Most of my visits started with thin-sliced yams, baked into chips and served with a creamy but bland guacamole. Rare is the time when this sodium-sensitive diner finds himself reaching for the salt shaker, but not at Cafe Agri, where most dishes would benefit enormously from a few dashes.
On the winter menu
There's an occasional tone-deafness when it comes to seasonality. The menu's biggest gaffe is a trio of tomatoes stuffed with squeaky-fresh mozzarella and garnished with basil and quick flashes of olive oil and balsamic vinegar. It's a combination of near-universal appeal, but in February? Using Roma tomatoes? Even when they're in season -- and they're so not right now -- Romas are almost devoid of flavor. This dish was a no-brainer in September, when tomatoes were at their peak, but it's downright depressing during a snowstorm.
That said, Deker can have a way with vegetables, steering his efforts toward the comfort-minded end of the cooking spectrum. One night he was treating broccoli with the respect usually afforded a dry-aged porterhouse, steaming it to perfection, dressing it in a sweet-hot curry sauce and serving it over tender brown rice; the results were so fresh, so vivid, they made me forget about the subzero winds howling outside. Same with the vibrant soups. Oh, and the word "tofu" usually has me stifling a yawn, but at Agri, it gets hints of maple before being paired with a winning blend of wild rice, apricots, crunchy hazelnuts and tangy zaps of apricot.
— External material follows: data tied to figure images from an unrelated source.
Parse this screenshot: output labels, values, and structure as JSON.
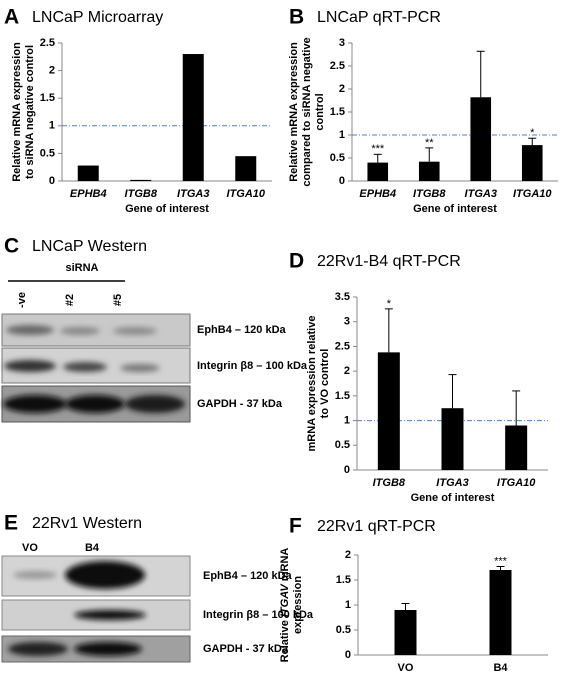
{
  "chart_data": [
    {
      "type": "bar",
      "panel": "A",
      "title": "LNCaP Microarray",
      "categories": [
        "EPHB4",
        "ITGB8",
        "ITGA3",
        "ITGA10"
      ],
      "category_style": "italic",
      "values": [
        0.28,
        0.02,
        2.3,
        0.45
      ],
      "color": "#000000",
      "ylabel": [
        "Relative mRNA expression",
        "to siRNA negative control"
      ],
      "xlabel": "Gene of interest",
      "ylim": [
        0,
        2.5
      ],
      "yticks": [
        0,
        0.5,
        1,
        1.5,
        2,
        2.5
      ],
      "reference_line": {
        "value": 1,
        "color": "#4f81bd"
      }
    },
    {
      "type": "bar",
      "panel": "B",
      "title": "LNCaP qRT-PCR",
      "categories": [
        "EPHB4",
        "ITGB8",
        "ITGA3",
        "ITGA10"
      ],
      "category_style": "italic",
      "values": [
        0.4,
        0.42,
        1.82,
        0.78
      ],
      "errors": [
        0.18,
        0.3,
        1.0,
        0.15
      ],
      "significance": [
        "***",
        "**",
        null,
        "*"
      ],
      "color": "#000000",
      "ylabel": [
        "Relative mRNA expression",
        "compared to siRNA negative",
        "control"
      ],
      "xlabel": "Gene of interest",
      "ylim": [
        0,
        3
      ],
      "yticks": [
        0,
        0.5,
        1,
        1.5,
        2,
        2.5,
        3
      ],
      "reference_line": {
        "value": 1,
        "color": "#4f81bd"
      }
    },
    {
      "type": "bar",
      "panel": "D",
      "title": "22Rv1-B4 qRT-PCR",
      "categories": [
        "ITGB8",
        "ITGA3",
        "ITGA10"
      ],
      "category_style": "italic",
      "values": [
        2.38,
        1.25,
        0.9
      ],
      "errors": [
        0.88,
        0.68,
        0.7
      ],
      "significance": [
        "*",
        null,
        null
      ],
      "color": "#000000",
      "ylabel": [
        "mRNA expression  relative",
        "to VO control"
      ],
      "xlabel": "Gene of interest",
      "ylim": [
        0,
        3.5
      ],
      "yticks": [
        0,
        0.5,
        1,
        1.5,
        2,
        2.5,
        3,
        3.5
      ],
      "reference_line": {
        "value": 1,
        "color": "#4f81bd"
      }
    },
    {
      "type": "bar",
      "panel": "F",
      "title": "22Rv1 qRT-PCR",
      "categories": [
        "VO",
        "B4"
      ],
      "category_style": "normal",
      "values": [
        0.9,
        1.7
      ],
      "errors": [
        0.13,
        0.07
      ],
      "significance": [
        null,
        "***"
      ],
      "color": "#000000",
      "ylabel": [
        [
          {
            "text": "Relative "
          },
          {
            "text": "ITGAV",
            "italic": true
          },
          {
            "text": " mRNA"
          }
        ],
        "expression"
      ],
      "ylim": [
        0,
        2
      ],
      "yticks": [
        0,
        0.5,
        1,
        1.5,
        2
      ]
    }
  ],
  "blots": [
    {
      "panel": "C",
      "title": "LNCaP Western",
      "group": "siRNA",
      "lanes": [
        "-ve",
        "#2",
        "#5"
      ],
      "bands": [
        "EphB4 – 120 kDa",
        "Integrin β8 – 100 kDa",
        "GAPDH - 37 kDa"
      ]
    },
    {
      "panel": "E",
      "title": "22Rv1 Western",
      "lanes": [
        "VO",
        "B4"
      ],
      "bands": [
        "EphB4 – 120 kDa",
        "Integrin β8 – 100 kDa",
        "GAPDH - 37 kDa"
      ]
    }
  ]
}
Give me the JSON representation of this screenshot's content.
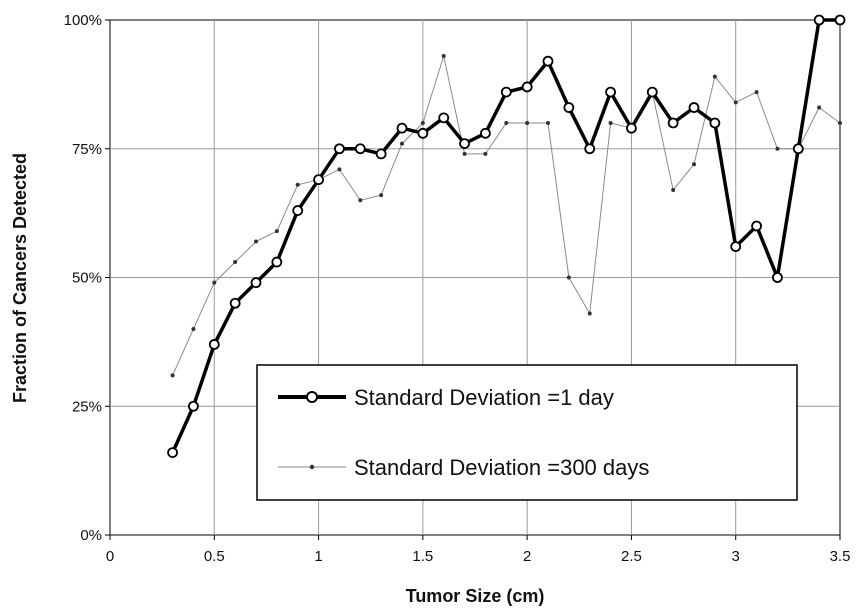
{
  "chart_data": {
    "type": "line",
    "xlabel": "Tumor Size (cm)",
    "ylabel": "Fraction of Cancers Detected",
    "xlim": [
      0,
      3.5
    ],
    "ylim": [
      0,
      100
    ],
    "x_ticks": [
      "0",
      "0.5",
      "1",
      "1.5",
      "2",
      "2.5",
      "3",
      "3.5"
    ],
    "y_ticks": [
      "0%",
      "25%",
      "50%",
      "75%",
      "100%"
    ],
    "grid": true,
    "legend_position": "bottom-right",
    "series": [
      {
        "name": "Standard Deviation =1 day",
        "color": "#000000",
        "style": "thick-line-open-circles",
        "x": [
          0.3,
          0.4,
          0.5,
          0.6,
          0.7,
          0.8,
          0.9,
          1.0,
          1.1,
          1.2,
          1.3,
          1.4,
          1.5,
          1.6,
          1.7,
          1.8,
          1.9,
          2.0,
          2.1,
          2.2,
          2.3,
          2.4,
          2.5,
          2.6,
          2.7,
          2.8,
          2.9,
          3.0,
          3.1,
          3.2,
          3.3,
          3.4,
          3.5
        ],
        "y": [
          16,
          25,
          37,
          45,
          49,
          53,
          63,
          69,
          75,
          75,
          74,
          79,
          78,
          81,
          76,
          78,
          86,
          87,
          92,
          83,
          75,
          86,
          79,
          86,
          80,
          83,
          80,
          56,
          60,
          50,
          75,
          100,
          100
        ]
      },
      {
        "name": "Standard Deviation =300 days",
        "color": "#8a8a8a",
        "style": "thin-line-small-dots",
        "x": [
          0.3,
          0.4,
          0.5,
          0.6,
          0.7,
          0.8,
          0.9,
          1.0,
          1.1,
          1.2,
          1.3,
          1.4,
          1.5,
          1.6,
          1.7,
          1.8,
          1.9,
          2.0,
          2.1,
          2.2,
          2.3,
          2.4,
          2.5,
          2.6,
          2.7,
          2.8,
          2.9,
          3.0,
          3.1,
          3.2,
          3.3,
          3.4,
          3.5
        ],
        "y": [
          31,
          40,
          49,
          53,
          57,
          59,
          68,
          69,
          71,
          65,
          66,
          76,
          80,
          93,
          74,
          74,
          80,
          80,
          80,
          50,
          43,
          80,
          79,
          86,
          67,
          72,
          89,
          84,
          86,
          75,
          75,
          83,
          80
        ]
      }
    ]
  }
}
There are a few gluten-free pastas -- brown-rice penne done up primavera-style, ricotta-filled rice-flour ravioli finished with a lifeless pureed butternut squash -- but they seem like tepid stand-ins for the real thing (don't get me started on the grim brown rice-sunflower seed "burger"; as a genre, veggie burgers can be so much better than this).
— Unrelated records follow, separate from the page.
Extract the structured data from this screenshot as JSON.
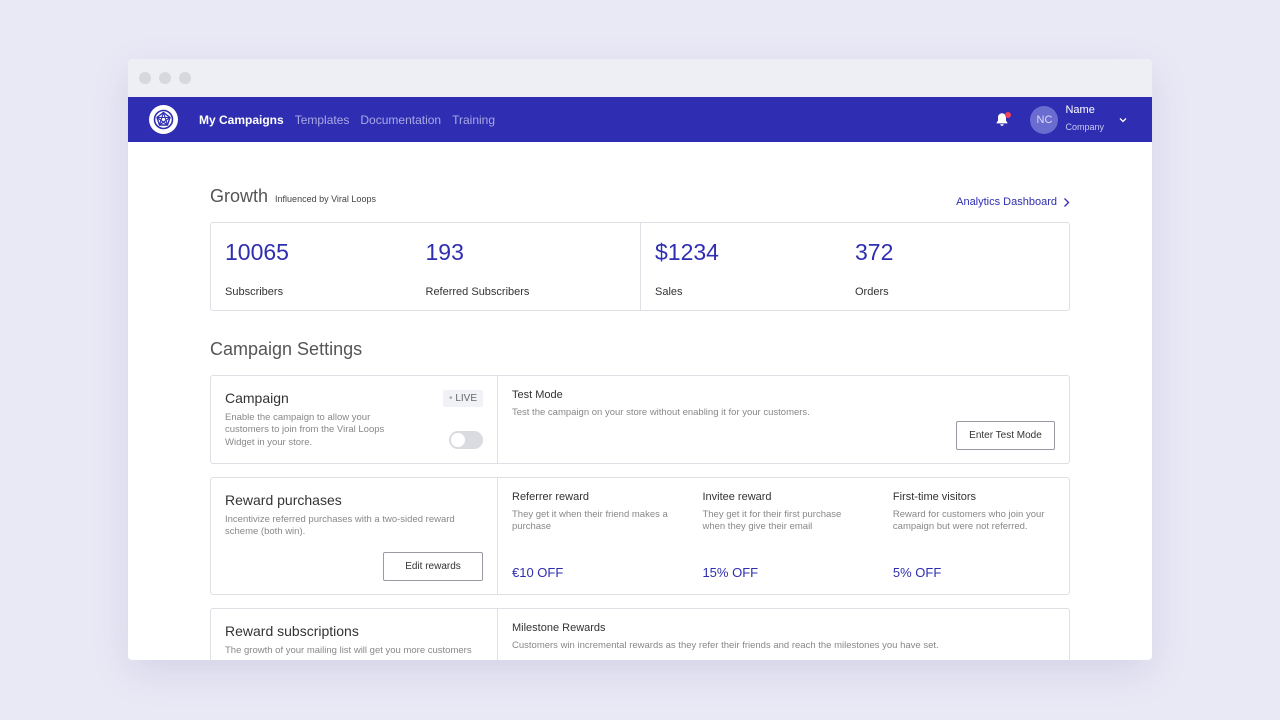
{
  "nav": {
    "links": [
      {
        "label": "My Campaigns",
        "active": true
      },
      {
        "label": "Templates",
        "active": false
      },
      {
        "label": "Documentation",
        "active": false
      },
      {
        "label": "Training",
        "active": false
      }
    ],
    "user": {
      "initials": "NC",
      "name": "Name",
      "company": "Company"
    }
  },
  "growth": {
    "title": "Growth",
    "subtitle": "Influenced by Viral Loops",
    "analytics_link": "Analytics Dashboard",
    "stats": [
      {
        "value": "10065",
        "label": "Subscribers"
      },
      {
        "value": "193",
        "label": "Referred Subscribers"
      },
      {
        "value": "$1234",
        "label": "Sales"
      },
      {
        "value": "372",
        "label": "Orders"
      }
    ]
  },
  "settings": {
    "title": "Campaign Settings",
    "campaign": {
      "title": "Campaign",
      "badge": "LIVE",
      "description": "Enable the campaign to allow your customers to join from the Viral Loops Widget in your store."
    },
    "test_mode": {
      "title": "Test Mode",
      "description": "Test the campaign on your store without enabling it for your customers.",
      "button": "Enter Test Mode"
    },
    "reward_purchases": {
      "title": "Reward purchases",
      "description": "Incentivize referred purchases with a two-sided reward scheme (both win).",
      "button": "Edit rewards",
      "rewards": [
        {
          "title": "Referrer reward",
          "description": "They get it when their friend makes a purchase",
          "value": "€10 OFF"
        },
        {
          "title": "Invitee reward",
          "description": "They get it for their first purchase when they give their email",
          "value": "15% OFF"
        },
        {
          "title": "First-time visitors",
          "description": "Reward for customers who join your campaign but were not referred.",
          "value": "5% OFF"
        }
      ]
    },
    "reward_subscriptions": {
      "title": "Reward subscriptions",
      "description": "The growth of your mailing list will get you more customers",
      "milestone_title": "Milestone Rewards",
      "milestone_description": "Customers win incremental rewards as they refer their friends and reach the milestones you have set."
    }
  },
  "colors": {
    "brand": "#2f2eb2",
    "notification": "#f2425c"
  }
}
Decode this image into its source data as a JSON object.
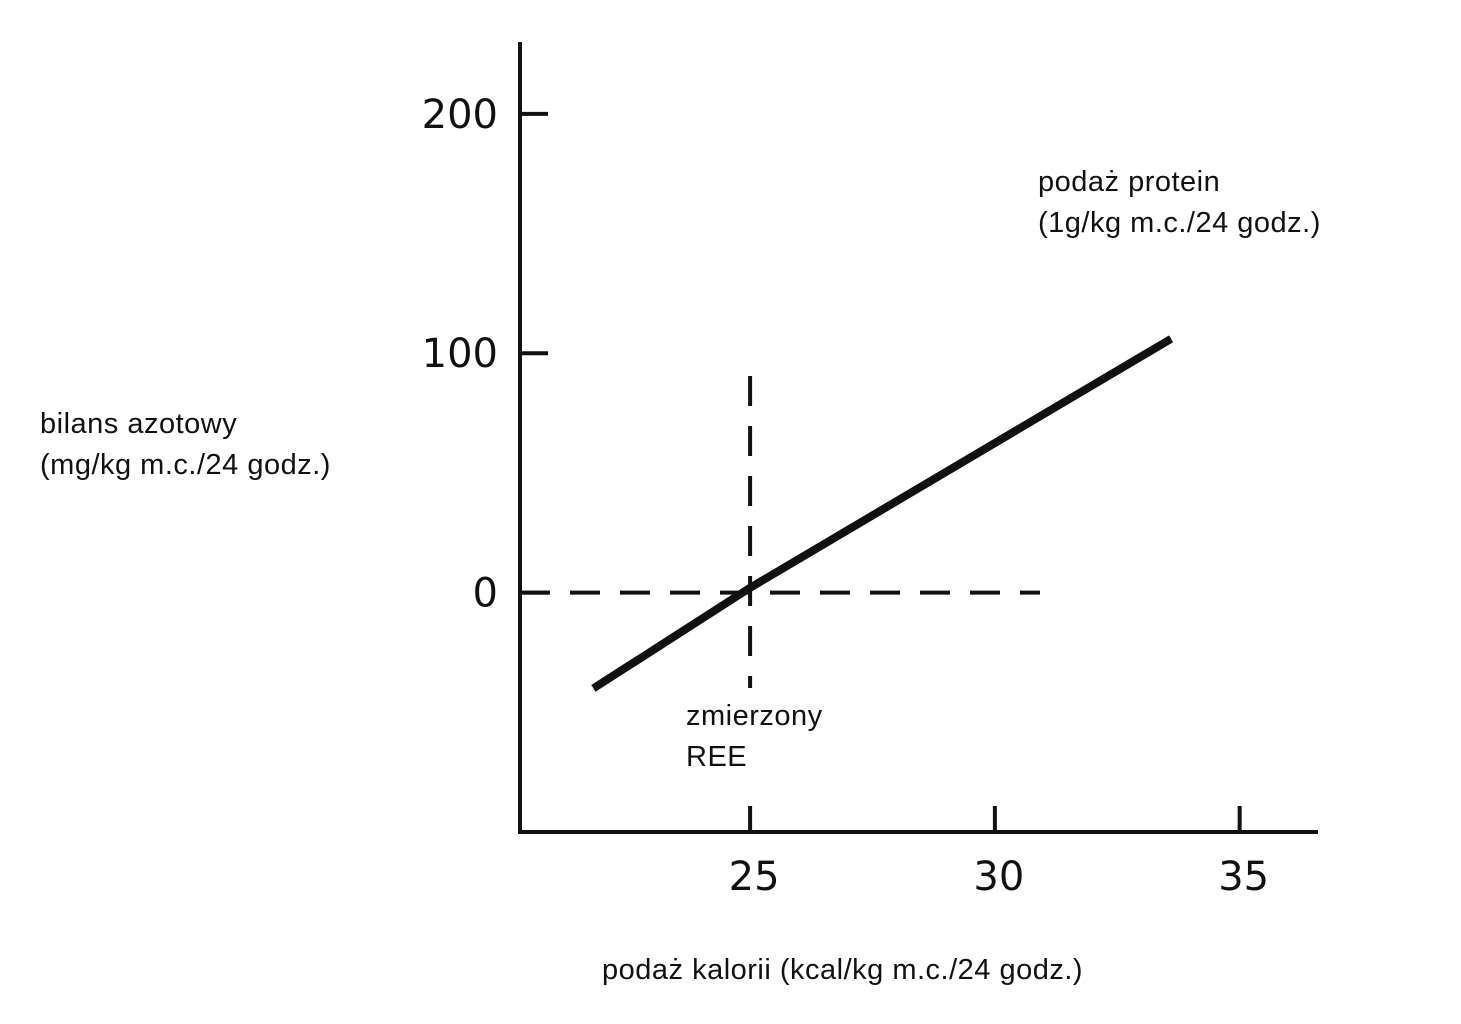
{
  "chart_data": {
    "type": "line",
    "ylabel": [
      "bilans azotowy",
      "(mg/kg m.c./24 godz.)"
    ],
    "xlabel": "podaż kalorii (kcal/kg m.c./24 godz.)",
    "xlim": [
      20.3,
      36.6
    ],
    "ylim": [
      -100,
      230
    ],
    "x_ticks": [
      25,
      30,
      35
    ],
    "y_ticks": [
      0,
      100,
      200
    ],
    "series": [
      {
        "name": "podaż protein\n(1g/kg m.c./24 godz.)",
        "x": [
          21.8,
          25.0,
          33.6
        ],
        "y": [
          -40,
          2,
          106
        ]
      }
    ],
    "annotations": {
      "series_label": [
        "podaż protein",
        "(1g/kg m.c./24 godz.)"
      ],
      "reference_x": {
        "x": 25,
        "label": [
          "zmierzony",
          "REE"
        ]
      },
      "reference_y": {
        "y": 0
      }
    },
    "grid": false,
    "legend": "none"
  },
  "colors": {
    "ink": "#111111",
    "background": "#ffffff"
  }
}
Ditto dessert. As someone who can't imagine a life without wheat flour (or, for that matter, eggs and butter), I found myself grimacing at most of Agri's sweets. Lord knows they're trying -- and any gluten-sensitive brownie, cookie or cake lover can appreciate the effort -- but the results were often somehow simultaneously gluey and grainy, the flavor profiles off-kilter and glaringly sweet. I've been more impressed by the desserts at Cooqi, Madwoman Foods and BitterSweet, the Twin Cities' gluten-free bakery trifecta.
How far do we go?
At what point does a person cry "uncle"? I may have crossed that line at brunch, trying my darndest to find favor with the disturbingly pale, chalky-yet-spongy gluten-free pancakes and the cinnamon-raisin French toast so hard it could have picked up part-time work as a shingle. It got me wondering: If dietary restrictions keep you from eating the real thing, will a sort-of facsimile do? Or do you bid farewell to all things wheat, stick with fabulous oat-date-sunflower seed granola, the hearty scrambled egg platters and the herb-packed beet-leek hash and call it a day?
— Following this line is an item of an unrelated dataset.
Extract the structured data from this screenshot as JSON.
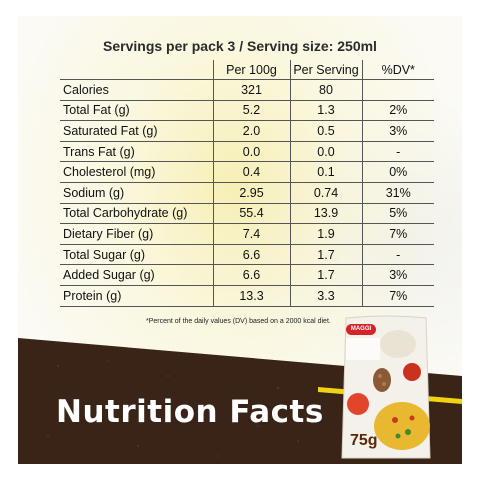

Over the past decade, the cramped space has played host to more delis and bakeries than I can count, but Cafe Agri, with its avocado-tinted walls, mismatched furniture and dim lighting, is really the first one to make it work as a dining room. The restaurant occupies a classic streetcar-corner storefront, with large windows on two sides bisected by a door. Snowy February nights transform the scene into an Edward Hopper canvas, at least a little around the edges; once you are inside, the small-scaleness of the place -- a rarity in our bigger-is-better dining scene -- radiates a comforting coziness.
Cafe Agri's shining star is its wine program. Not only is it a platform for a host of small-producer labels that emphasize organic and/or biodynamic production, but it holds prices to mere-mortal levels on more than three dozen choices, with bottles at $20 and glasses at $5; another 30-plus bottles are under $30. How great is that?
There's a sweet little beer collection, as well, including a few gluten-free choices. It's a nice touch. An even nicer one would be a few bottles of Annie's Naturals organic ketchup.